The event was co-organized by Yonsei University and Barun ICT Research Center, and sponsored by mobile carrier SK Telecom.
Other panelists invited to the roundtable event agreed that mobile carriers can no longer depend on the telecom business alone to survive.
“What is evident is that mobile carriers no longer consider the telecommunications business alone to be lucrative,” said economics professor Kwon Nam-hoon of Konkuk University. “The proportion of revenue the business represents for the three major mobile carriers is between 20 and 40 percent, and their major cash cows are unrelated to the telecom business.”
Kwon forecasts that the next killer application as revolutionary as Apple's first smartphone will most likely arrive in the form of personal AI assistants, and telecom companies will play a key role.
“AI personal assistants will become the users’ avatar,” Kwon said. “They will come in the form of connected personal devices that users carry around, and when telecom companies provide that, it will be as revolutionary as the introduction of the iPhone.”
SK Telecom is considered to be at the forefront of the hyped technology among the three companies.
Ryu said last year that his firm aims to become a global AI company and generate annual revenue of 25 trillion won ($18.7 billion) from AI ventures by 2028.
He put a particular emphasis on the eventual evolution of A dot, SK's Korean large language model and the name of its AI app, into a personal AI assistant, which he believes will become one of the most pursued realms of business in the AI era.

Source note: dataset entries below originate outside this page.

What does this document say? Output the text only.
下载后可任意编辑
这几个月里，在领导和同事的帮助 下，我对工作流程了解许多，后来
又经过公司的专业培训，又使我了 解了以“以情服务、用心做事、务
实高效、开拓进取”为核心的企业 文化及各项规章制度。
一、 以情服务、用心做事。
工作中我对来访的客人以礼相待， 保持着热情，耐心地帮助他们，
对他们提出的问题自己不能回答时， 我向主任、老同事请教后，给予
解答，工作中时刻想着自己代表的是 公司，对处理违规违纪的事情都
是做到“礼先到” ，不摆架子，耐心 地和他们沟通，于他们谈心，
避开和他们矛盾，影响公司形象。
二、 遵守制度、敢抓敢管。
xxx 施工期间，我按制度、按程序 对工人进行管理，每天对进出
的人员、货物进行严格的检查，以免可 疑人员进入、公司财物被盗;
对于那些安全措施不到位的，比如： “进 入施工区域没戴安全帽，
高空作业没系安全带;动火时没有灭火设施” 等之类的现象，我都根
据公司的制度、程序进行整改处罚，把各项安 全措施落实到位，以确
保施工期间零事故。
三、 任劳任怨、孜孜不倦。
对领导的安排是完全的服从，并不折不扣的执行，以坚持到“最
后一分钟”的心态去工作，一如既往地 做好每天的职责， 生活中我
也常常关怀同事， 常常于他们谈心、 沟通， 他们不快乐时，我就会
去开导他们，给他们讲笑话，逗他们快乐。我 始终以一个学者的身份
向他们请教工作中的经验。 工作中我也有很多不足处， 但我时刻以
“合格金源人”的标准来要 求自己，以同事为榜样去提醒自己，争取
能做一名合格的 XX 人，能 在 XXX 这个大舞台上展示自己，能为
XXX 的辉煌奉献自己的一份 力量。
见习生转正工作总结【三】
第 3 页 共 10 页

Experts were unanimous in the viewpoint that it will be difficult for Korean tech companies to directly compete against globally dominant players such as OpenAI and Google, but they can at least grow to the level where they can monitor global policies and become alternative solutions.
“Telecom policies on the integration of AI technology will be enforced under a universal set of rules that will be applied to all countries,” said Kim Kyung-man, head of telecommunications policy at the Ministry of Science and ICT. “It will be important for Korean companies to get their hands on imported technologies first and set up the physical infrastructure so that new services can instantly be applied domestically.”
With the advancement of AI, the metaverse will be back, according to Kwon.
“There is a desire among people to create a virtual self, an anonymous self-being on social media,” Kwon said. “AI will make this possible with a higher-dimensional being on the floor of the metaverse, and it will be another potential profit-making sector for telecom companies to enter.”